Friday, October 30, 2009

Legally Raw Bar (or Raw Snickers)- candy

http://www.thedailyrawcafe.com/2007/10/legally-raw-bar.html%20  (check out the picture!)

The Legally Raw Bar (we call it Raw Snickers!)


NOUGAT FILLING

1 cup almonds, unsoaked

1 cup cashews, unsoaked

3 tablespoons honey(I used 4 dates)

1 tablespoon water, or more if needed



CARAMEL

1 cup dates(I used 1/2 cup dates)

1/4 cup maple syrup*(I used 2 TBSP maple syrup)

juice of one half lemon

1 tablespoon coconut oil

¼ teaspoon sea salt

1 cup water(I used less water to make thicker caramel)


MILK CHOCOLATE(I used 1cup GFCF chocochips melted with scant 3 TBSP of almond milk and stir lots!)

1 cup cocoa powder

1 cup maple syrup*

½ cup coconut oil

¼ cup water


Soak dates in the water and lemon juice for an hour. Reserve soaking water. Meanwhile, make nougats.

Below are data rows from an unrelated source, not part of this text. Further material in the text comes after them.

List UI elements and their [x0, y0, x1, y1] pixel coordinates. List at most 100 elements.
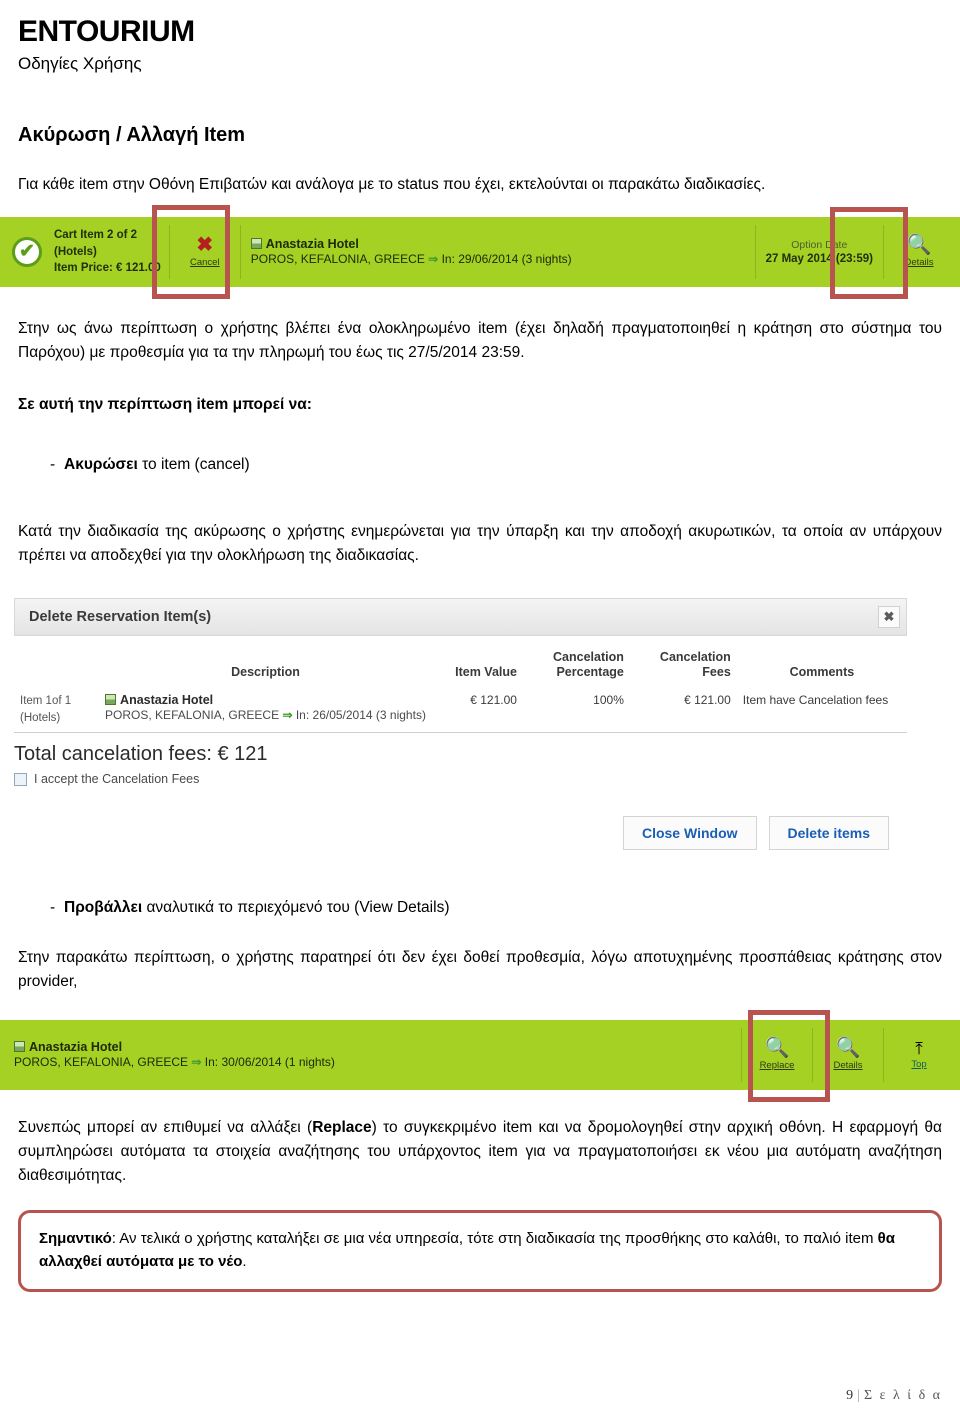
hotel-dates: In: 26/05/2014 (3 nights) [295, 707, 426, 722]
hotel-location: POROS, KEFALONIA, GREECE [105, 707, 280, 722]
hotel-name: Anastazia Hotel [265, 237, 359, 252]
hotel-icon [105, 693, 117, 705]
replace-description: Συνεπώς μπορεί αν επιθυμεί να αλλάξει (R… [18, 1116, 942, 1188]
hotel-location-row: POROS, KEFALONIA, GREECE ⇒ In: 29/06/201… [251, 252, 755, 266]
accept-fees-row[interactable]: I accept the Cancelation Fees [14, 772, 907, 786]
hotel-name-row: Anastazia Hotel [250, 237, 755, 252]
dialog-title: Delete Reservation Item(s) [29, 609, 212, 626]
col-header-description: Description [231, 664, 300, 679]
accept-fees-label: I accept the Cancelation Fees [34, 772, 200, 787]
cart-item-category: (Hotels) [54, 245, 97, 258]
footer-page-number: 9 [846, 1388, 854, 1403]
totals-block: Total cancelation fees: € 121 I accept t… [14, 743, 907, 786]
replace-description-part1: Συνεπώς μπορεί αν επιθυμεί να αλλάξει ( [18, 1118, 313, 1136]
accept-fees-checkbox[interactable] [14, 772, 27, 786]
total-cancelation-fees: Total cancelation fees: € 121 [14, 743, 907, 766]
document-header: ENTOURIUM Οδηγίες Χρήσης [18, 10, 942, 74]
arrow-right-icon: ⇒ [428, 252, 439, 267]
bullet-dash: - [50, 455, 56, 473]
bullet-bold-term: Προβάλλει [64, 899, 143, 917]
close-window-button[interactable]: Close Window [622, 816, 757, 851]
item-index-line-1: Item 1of 1 [20, 694, 72, 707]
option-date: Option Date 27 May 2014 (23:59) [756, 239, 883, 265]
magnifier-icon: 🔍 [906, 234, 932, 257]
hotel-icon [250, 238, 262, 250]
bullet-rest: το item (cancel) [137, 455, 250, 473]
arrow-up-to-line-icon: ⤒ [915, 1038, 923, 1058]
hotel-icon [14, 1041, 25, 1053]
total-value: € 121 [217, 743, 268, 766]
magnifier-icon: 🔍 [835, 1037, 861, 1060]
arrow-right-icon: ⇒ [282, 707, 293, 722]
dialog-body: Description Item Value Cancelation Perce… [14, 636, 907, 851]
bullet-cancel: - Ακυρώσει το item (cancel) [18, 453, 942, 476]
col-header-item-value: Item Value [455, 664, 517, 679]
cart-item-price-value: : € 121.00 [108, 262, 161, 275]
col-header-cancelation-percentage: Cancelation Percentage [553, 650, 624, 679]
bullet-view-details: - Προβάλλει αναλυτικά το περιεχόμενό του… [18, 896, 942, 919]
option-date-label: Option Date [791, 238, 848, 251]
hotel-name-row: Anastazia Hotel [105, 693, 426, 707]
note-lead: Σημαντικό [39, 1229, 112, 1247]
hotel-dates: In: 29/06/2014 (3 nights) [441, 252, 572, 267]
page-subtitle: Οδηγίες Χρήσης [18, 53, 142, 73]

In a coffee grinder, grind cashews into a fine powder(If you like a nuttier version you can use a food processor and the nuts will be fine, but not powdered). Remove. Process the almonds into a fine powder. Place nut powders in a large bowl. Add honey and water. Stir until mixture is a thick paste-like consistency. Form nougat into miniature candy pieces. Place nougat pieces on a plate and put in the freezer for an hour.

To make the caramel, process soaked dates, coconut oil and sea salt in a blender.

Using soaking water one tablespoon at time, blend until you achieve a thick creamy mixture. Spread caramel on top of nougat pieces and return the candy to the freezer while you make the chocolate. In a large bowl, whisk cocoa powder, maple syrup, coconut butter and water together until smooth and creamy. Pour chocolate over candy pieces and freeze an additional hour or until chocolate sets hard.

Yield: 15-20 candy pieces

1 comment:

  1. Made just the nut nougat squares with macadamias and almonds and dipped them in plain melted chocolate and refrigerate to harden and they tasted like boxed chocolates! YUM!